It is always a matter of light
A more fitting site for an explorer of the human form and its relation to space would be hard to find. Sophia Hiniadou-Cambanis speaks to Sir Antony Gormley, as he repopulates the sacred island of Delos with iron ‘bodyforms’, restoring a human presence and creating a journey of potential encounters.
I observe him carefully. Constellations of words and phrases take shape underneath the perfect straw hat, pulled tight over his head. He is one of the most renowned sculptors in the world. An ingenious creator. A thinker. He stands in awe of the greatness of Aegean nature and history, and talks humbly of his sculptures. He feels grateful and privileged to be here. He talks about art. He talks about time. He talks about life.
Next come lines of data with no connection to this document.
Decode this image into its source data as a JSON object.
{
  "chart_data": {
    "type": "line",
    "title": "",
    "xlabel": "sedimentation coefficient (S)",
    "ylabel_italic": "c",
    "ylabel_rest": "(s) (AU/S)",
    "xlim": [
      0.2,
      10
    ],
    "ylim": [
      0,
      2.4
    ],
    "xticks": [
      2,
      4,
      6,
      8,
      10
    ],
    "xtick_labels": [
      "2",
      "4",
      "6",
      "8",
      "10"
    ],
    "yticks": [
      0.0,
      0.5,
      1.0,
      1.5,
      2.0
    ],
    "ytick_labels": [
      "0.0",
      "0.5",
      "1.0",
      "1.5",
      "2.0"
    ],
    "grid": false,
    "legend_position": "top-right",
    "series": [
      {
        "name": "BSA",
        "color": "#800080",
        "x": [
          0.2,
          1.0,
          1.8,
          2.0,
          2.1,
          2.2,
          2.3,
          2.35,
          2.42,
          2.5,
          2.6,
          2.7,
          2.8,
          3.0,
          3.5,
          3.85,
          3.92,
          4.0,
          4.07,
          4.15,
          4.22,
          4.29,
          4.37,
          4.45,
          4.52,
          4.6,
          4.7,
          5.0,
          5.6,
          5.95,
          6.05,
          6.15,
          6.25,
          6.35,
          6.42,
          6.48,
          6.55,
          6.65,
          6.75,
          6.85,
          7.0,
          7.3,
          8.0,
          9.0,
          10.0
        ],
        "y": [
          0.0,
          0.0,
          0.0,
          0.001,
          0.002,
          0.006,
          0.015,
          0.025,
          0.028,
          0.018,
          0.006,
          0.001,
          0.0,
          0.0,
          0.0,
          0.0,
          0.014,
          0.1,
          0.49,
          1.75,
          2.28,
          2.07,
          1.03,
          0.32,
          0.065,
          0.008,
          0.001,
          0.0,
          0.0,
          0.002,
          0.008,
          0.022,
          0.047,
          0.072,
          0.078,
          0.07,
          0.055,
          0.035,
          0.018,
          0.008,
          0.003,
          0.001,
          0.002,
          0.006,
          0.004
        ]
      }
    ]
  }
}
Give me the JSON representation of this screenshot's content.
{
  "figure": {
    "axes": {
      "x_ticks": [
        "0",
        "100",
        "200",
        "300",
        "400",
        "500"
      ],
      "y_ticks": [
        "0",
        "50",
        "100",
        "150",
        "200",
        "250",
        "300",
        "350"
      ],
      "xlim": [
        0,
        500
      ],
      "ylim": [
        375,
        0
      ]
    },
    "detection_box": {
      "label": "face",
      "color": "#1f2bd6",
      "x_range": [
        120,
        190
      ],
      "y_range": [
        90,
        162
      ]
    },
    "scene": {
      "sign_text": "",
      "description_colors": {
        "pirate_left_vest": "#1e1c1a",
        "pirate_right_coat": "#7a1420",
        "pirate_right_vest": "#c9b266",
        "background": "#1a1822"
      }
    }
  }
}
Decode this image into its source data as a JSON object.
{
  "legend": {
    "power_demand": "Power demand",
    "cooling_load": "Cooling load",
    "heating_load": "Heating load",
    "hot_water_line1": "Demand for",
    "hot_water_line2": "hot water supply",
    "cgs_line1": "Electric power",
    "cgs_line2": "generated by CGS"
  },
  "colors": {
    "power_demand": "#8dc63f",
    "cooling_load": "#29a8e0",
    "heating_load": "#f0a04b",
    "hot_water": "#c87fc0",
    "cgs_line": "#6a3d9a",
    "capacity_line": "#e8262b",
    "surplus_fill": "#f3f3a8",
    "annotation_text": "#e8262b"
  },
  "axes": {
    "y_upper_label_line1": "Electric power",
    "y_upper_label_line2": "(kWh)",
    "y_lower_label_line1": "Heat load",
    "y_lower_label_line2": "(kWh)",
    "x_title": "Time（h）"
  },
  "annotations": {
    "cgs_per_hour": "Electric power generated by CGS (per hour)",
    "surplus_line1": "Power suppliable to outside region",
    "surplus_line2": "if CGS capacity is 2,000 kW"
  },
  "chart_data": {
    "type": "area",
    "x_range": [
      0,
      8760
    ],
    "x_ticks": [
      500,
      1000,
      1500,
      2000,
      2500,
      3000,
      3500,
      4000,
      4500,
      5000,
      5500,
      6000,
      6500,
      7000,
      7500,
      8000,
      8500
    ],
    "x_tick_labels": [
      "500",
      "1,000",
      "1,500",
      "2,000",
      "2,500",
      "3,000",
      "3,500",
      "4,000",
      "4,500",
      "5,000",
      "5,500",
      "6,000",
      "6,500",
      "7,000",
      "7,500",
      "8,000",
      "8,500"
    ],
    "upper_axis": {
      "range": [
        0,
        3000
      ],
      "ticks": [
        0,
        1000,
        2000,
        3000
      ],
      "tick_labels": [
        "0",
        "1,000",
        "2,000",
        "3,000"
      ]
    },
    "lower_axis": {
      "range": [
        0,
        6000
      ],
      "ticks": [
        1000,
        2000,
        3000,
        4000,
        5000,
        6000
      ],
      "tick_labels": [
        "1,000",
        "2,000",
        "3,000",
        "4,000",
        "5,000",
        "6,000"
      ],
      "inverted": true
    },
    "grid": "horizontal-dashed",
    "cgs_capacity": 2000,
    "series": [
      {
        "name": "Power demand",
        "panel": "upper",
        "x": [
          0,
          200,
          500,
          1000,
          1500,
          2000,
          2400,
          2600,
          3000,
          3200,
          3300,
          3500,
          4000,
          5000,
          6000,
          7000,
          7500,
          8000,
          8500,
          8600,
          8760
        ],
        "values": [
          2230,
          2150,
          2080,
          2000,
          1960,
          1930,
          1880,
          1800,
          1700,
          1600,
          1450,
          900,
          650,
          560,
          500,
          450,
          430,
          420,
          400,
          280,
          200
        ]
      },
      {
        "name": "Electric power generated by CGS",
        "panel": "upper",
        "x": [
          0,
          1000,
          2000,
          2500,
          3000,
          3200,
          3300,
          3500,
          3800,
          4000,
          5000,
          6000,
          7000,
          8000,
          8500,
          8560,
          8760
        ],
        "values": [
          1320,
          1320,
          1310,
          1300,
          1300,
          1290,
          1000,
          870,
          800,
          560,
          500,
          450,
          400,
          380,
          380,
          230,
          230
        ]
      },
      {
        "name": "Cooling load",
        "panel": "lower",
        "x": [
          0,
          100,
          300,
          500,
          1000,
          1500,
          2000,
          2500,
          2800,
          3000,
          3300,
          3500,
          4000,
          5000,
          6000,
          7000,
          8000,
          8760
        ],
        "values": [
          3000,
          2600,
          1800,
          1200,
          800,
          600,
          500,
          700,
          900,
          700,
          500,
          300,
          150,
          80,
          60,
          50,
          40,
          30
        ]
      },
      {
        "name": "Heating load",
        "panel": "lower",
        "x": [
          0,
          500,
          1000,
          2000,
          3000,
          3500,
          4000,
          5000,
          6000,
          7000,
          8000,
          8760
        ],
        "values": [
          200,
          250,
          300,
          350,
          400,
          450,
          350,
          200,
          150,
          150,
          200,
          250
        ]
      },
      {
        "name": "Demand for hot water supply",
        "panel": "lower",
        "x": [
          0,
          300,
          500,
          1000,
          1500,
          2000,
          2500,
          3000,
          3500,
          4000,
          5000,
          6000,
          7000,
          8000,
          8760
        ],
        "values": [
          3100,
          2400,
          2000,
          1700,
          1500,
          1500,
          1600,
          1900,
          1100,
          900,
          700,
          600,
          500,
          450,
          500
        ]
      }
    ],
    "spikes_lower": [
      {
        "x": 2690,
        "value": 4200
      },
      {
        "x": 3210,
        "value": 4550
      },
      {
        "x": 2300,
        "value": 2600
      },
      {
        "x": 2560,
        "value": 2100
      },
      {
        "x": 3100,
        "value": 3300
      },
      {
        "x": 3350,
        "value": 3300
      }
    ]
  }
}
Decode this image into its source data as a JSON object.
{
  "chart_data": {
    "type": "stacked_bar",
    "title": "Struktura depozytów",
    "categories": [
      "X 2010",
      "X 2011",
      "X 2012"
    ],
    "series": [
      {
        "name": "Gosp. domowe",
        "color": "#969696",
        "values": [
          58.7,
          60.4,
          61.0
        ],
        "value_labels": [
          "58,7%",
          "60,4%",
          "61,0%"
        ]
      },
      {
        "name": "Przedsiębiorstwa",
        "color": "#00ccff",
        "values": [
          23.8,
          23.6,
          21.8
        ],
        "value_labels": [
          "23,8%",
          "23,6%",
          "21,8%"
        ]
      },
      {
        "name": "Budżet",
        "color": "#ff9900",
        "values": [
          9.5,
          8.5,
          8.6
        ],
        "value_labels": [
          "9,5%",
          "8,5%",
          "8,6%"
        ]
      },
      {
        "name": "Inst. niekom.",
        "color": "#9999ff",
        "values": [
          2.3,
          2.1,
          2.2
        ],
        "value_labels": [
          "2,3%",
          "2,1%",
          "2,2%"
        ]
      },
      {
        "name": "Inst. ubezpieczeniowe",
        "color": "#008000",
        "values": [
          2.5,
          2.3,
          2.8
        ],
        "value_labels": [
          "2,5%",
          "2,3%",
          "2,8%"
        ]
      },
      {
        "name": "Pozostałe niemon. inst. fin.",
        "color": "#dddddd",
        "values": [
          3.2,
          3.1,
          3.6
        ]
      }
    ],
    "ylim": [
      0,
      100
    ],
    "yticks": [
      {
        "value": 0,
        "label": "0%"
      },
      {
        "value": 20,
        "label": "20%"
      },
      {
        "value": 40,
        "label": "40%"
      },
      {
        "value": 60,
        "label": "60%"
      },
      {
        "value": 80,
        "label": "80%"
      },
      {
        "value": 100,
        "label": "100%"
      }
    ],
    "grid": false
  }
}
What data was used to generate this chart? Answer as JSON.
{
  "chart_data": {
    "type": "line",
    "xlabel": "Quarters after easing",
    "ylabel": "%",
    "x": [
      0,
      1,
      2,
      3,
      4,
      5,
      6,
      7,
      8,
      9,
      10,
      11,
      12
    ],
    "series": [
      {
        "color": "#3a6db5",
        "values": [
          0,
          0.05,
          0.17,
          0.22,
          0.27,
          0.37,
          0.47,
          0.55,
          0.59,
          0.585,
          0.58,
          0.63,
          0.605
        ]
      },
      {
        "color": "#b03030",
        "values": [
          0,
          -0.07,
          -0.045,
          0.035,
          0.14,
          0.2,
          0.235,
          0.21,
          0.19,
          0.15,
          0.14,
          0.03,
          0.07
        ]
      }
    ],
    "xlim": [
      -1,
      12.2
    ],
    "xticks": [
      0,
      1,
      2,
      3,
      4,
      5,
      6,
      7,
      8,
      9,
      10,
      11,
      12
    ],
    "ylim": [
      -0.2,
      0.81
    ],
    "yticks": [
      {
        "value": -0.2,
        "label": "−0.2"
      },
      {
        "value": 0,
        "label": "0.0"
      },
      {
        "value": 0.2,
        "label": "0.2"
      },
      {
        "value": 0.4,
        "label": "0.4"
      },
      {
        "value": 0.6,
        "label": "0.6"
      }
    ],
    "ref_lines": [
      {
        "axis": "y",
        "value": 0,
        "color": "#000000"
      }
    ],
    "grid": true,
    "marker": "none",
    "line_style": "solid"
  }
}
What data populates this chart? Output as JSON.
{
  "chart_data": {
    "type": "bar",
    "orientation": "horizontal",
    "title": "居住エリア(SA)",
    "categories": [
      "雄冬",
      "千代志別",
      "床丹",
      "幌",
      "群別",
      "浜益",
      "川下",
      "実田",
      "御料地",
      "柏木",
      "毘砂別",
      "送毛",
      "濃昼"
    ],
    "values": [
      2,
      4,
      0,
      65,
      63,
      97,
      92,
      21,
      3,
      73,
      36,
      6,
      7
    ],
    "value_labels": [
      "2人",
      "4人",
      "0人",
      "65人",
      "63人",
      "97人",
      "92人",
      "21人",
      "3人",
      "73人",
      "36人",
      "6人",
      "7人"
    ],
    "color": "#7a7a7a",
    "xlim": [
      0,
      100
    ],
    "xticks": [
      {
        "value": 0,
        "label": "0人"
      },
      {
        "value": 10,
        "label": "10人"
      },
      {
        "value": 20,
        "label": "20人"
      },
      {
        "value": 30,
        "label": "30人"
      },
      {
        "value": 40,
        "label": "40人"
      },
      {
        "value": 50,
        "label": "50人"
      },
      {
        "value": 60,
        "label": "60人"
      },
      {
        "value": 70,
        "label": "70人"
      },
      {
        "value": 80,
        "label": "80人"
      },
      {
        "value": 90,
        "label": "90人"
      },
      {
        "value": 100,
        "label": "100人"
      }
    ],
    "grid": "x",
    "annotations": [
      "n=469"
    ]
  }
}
“Culture is an art of time. My art has no intrinsic value until you see it. It’s just a whisper in order to make you look more carefully at this splendor. It’s a stimulus. Here you can feel the relationship between the mystical and economical and reth ink of the possibility to take back the agora.”
Sight, a unique art installation with 29 works by the famous British artist Sir Antony Gormley is the fruit of the collaboration between the Ephorate of Antiquities of Cyclades and NEON Organization on the archaeological site and the Museum of Delos Island. A case of collaboration between the private and public sector that sets an example to be followed. Discovering Delos again through contemporary art and through the eyes of an inspired artist is breathtaking.
Gormley’s anthropomorphic iron figures and totems are assimilated into the archeological site without imposing their presence. Iron is chosen wisely as the core material of the planet and the basis for the industrial revolution. A beautiful interaction between the artist, the visitor and the environment. A spiritual art work shown on the sacred isle of Delos, this uninhabited granite rock of great geological and archeological significance. This extraordinary cosmopolitan Hellenistic town in the middle of the Cyclades is a place where no artist has set foot for a thousand years.
While climbing up to the highest point of mount Kynthos, we are gazing at the dancing light over the nearby islands. Strolling back down, I take in the outstanding beauty of spring flowerbeds among the holy ruins. At dusk, looking at the magnificent temples and the altars, the theatre and the stadium, the merging classical and contemporary art, I reconsider my world. Contemplation, serenity, hopefulness, light.
Antony Gormley is right. Art is a whisper of history, heard above the noise of time. A tool to mark space and time, to connect with our collective memory and to rethink the future.